Apple, currently, boasts of more than 550 million paid subscribers across its Services portfolio. Further, the App Store continues to draw the attention of prominent developers worldwide, helping the company offer appealing new apps that drive App Store traffic.
 
Thus, the Zacks Rank #1 (Strong Buy) company’s expected earnings growth rate for the current and next year is 8.7% and 23.8%, respectively. The Zacks Consensus Estimate for its current year earnings also increased 4.9% over the past 60 days. You can see the complete list of today’s Zacks #1 Rank stocks here.
 
But it’s just not the company, founded in 1976 by Steve Jobs and Steve Wozniak, that topped the $2 trillion milestone. Amazon.com, Inc. AMZN, Microsoft Corporation MSFT and Alphabet Inc. GOOGL are also vying to reach $2 trillion soon. It is to be noted, Amazon is currently valued at $1.63 trillion, Microsoft at $1.59 trillion and Alphabet at $1.05 trillion.

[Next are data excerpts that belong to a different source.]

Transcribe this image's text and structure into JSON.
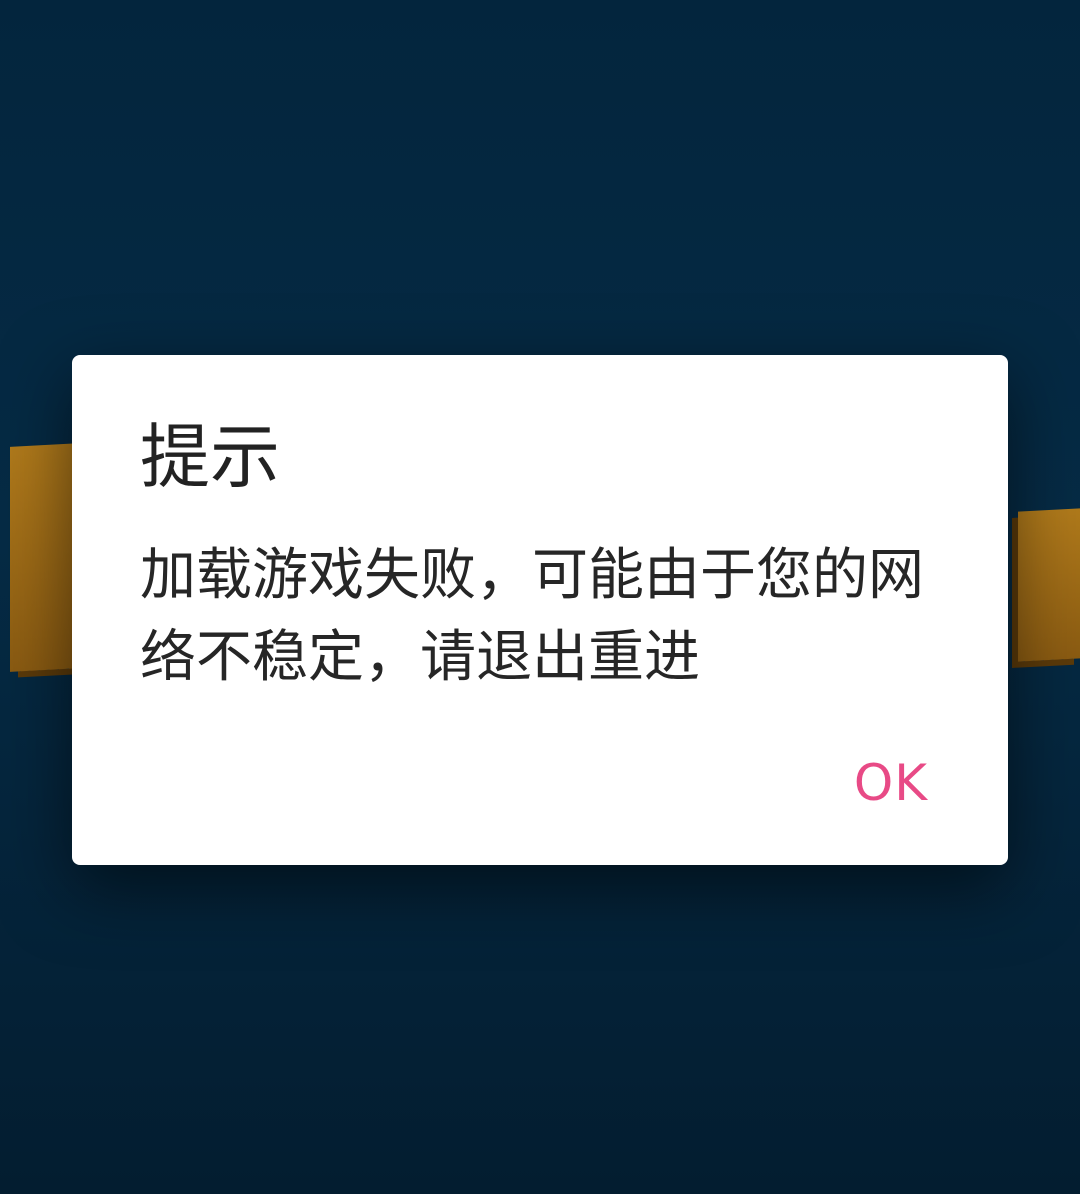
{
  "dialog": {
    "title": "提示",
    "message": "加载游戏失败，可能由于您的网络不稳定，请退出重进",
    "ok_label": "OK"
  },
  "colors": {
    "background": "#062b45",
    "dialog_background": "#ffffff",
    "accent": "#e84a86",
    "logo": "#a06e19"
  }
}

And many experts believe that it’s not a distant dream especially after their blowout June-quarter results.
 
Amazon’s $88.9 billion in sales in the quarter ending June 2020 was nearly $8 billion higher than the company’s original guidance. The company’s second-quarter profit of $5.2 billion or $10.30 a share were also five times the consensus estimate. Despite CEO Jeff Bezos spending a huge amount to counter and address COVID-19 pandemic related issues, Amazon’s stunning results were mostly due to an uptick in e-commerce business of 47.8% from last year to $45.9 billion in the second quarter.
 
Similarly, Microsoft saw its Intelligent Cloud division rake in $13.4-billion sales for the fiscal fourth quarter compared with analysts’ estimate of $13.11 billion. Sales also grew 17% year over year. In fact, Microsoft reported fiscal fourth-quarter earnings of $11.2 billion or $1.46 a share on revenues of $38 billion. Analysts expected profit of $1.38 a share on sales of $36.59 billion.
 
Lastly, search giant Google’s parent Alphabet also registered revenues of $38.3 billion and profits of $10.13 a share in the second quarter, ahead of analysts’ expectations of $37.3 billion and $7.94 a share. YouTube and Cloud services have been the saving grace for Alphabet. YouTube’s ad business increased 6% from a year ago, while Google Cloud’s revenues climbed 43%.
 
Basically, the tech bigwigs remained reasonably unscathed amid the current economic downturn owing the pandemic. This is primarily because investors saw that these companies have been gaining immensely from secular trends like cloud computing and robust telecommunications infrastructure — demand for which skyrocketed amid the health crisis.
 
Amazon, Microsoft and Alphabet, currently, carry a Zacks Rank #3 (Hold).